Albümde 3 tane eski şarkıyı cowerladık. Ben eski şarkıları çok seviyorum. Sahnede de sıkça söylemeye çalışırım. Bunun dışında 5 tane de yeni şarkı var. Şarkılarımın hepsi içime sinerek karar verdiğim ve söylediğim şarkılar. Özdemir Erdoğan’ın “Pervane” si benim için çok özel bir şarkıdır. Sağ olsun Özdemir ağabey de bir telefonuma şarkıyı seslendirmem için bana izin verdi. Diğer tüm şarkılarını bana veren besteci ve söz yazarı dostlarıma da bu vesile ile teşekkür ediyorum. “Yalnızım Ben” adlı şarkımın söz yazarı ve bestecisi Yaşar Güvenir’i da saygı ve rahmetle anıyor, oğlu Murat Güvenir’e de teşekkür ediyorum.

İçinize en çok sinen şarkınız hangisiydi?

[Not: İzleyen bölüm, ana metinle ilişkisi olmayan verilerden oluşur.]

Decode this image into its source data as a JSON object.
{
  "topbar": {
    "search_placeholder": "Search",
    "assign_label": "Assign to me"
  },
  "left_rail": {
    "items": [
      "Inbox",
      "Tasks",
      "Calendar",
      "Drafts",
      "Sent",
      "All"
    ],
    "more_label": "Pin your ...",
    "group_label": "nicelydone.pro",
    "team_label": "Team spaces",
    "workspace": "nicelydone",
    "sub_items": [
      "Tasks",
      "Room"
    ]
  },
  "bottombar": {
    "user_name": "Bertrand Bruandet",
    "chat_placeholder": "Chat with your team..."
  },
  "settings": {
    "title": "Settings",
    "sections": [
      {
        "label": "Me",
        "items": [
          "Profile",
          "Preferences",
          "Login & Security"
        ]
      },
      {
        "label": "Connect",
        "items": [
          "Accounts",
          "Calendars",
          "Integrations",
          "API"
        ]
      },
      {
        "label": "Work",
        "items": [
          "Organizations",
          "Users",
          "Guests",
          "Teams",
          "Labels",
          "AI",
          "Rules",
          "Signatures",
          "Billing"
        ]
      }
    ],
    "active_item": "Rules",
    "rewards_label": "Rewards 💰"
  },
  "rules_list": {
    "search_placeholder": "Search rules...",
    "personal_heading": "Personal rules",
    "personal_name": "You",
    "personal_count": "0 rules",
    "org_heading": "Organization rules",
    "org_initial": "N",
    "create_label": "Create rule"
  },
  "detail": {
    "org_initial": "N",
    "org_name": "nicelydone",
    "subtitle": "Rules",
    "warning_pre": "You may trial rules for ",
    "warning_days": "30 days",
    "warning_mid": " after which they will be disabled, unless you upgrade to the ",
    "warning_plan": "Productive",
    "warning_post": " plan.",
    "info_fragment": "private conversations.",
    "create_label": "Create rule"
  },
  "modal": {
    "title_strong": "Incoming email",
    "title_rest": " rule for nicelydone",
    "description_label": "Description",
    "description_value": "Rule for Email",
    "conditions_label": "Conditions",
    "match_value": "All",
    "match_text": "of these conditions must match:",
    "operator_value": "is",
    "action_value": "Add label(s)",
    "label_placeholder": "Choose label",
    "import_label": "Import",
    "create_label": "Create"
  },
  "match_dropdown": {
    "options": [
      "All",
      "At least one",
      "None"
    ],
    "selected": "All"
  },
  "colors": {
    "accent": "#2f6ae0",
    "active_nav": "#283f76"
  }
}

Şarkılarımın hiç birisini diğerinden ayrı tutamam ki. Yani tam “bu güzel olmuş” derken diğeri de aynı duyguyu veriyor. Haksızlık edemem hiç birisine. Onlar benim için çok değerli. Hepsini içime sinerek seslendirmeye çalıştım. Takdir dinleyicilerin.

Diğer şarkılarınıza da klip çekmeyi düşünüyor musun?

Bu albüme üç klip çektik zaten. Bunu en başta da söylemiştim. Bu kliplerden üçüncüsü Kıbrıs’ta vaktimiz kaldı “hadi buna da keyif için çekelim” denilerek çekildi. Hani daha sonra belki sadece sosyal medya da kullanırız diye. Ama “Sadece Sus” tan sonra sözleri Hakkı Yalçın’a, müziği de Gökhan Tepe’ye ait olan “Yaşadığım Şüpheli” adlı şarkımıza bomba gibi bir klip geliyor.

“Biz çok iyi anlaşıyorduk”

90'lardaki grupların kaderi midir ayrılmak?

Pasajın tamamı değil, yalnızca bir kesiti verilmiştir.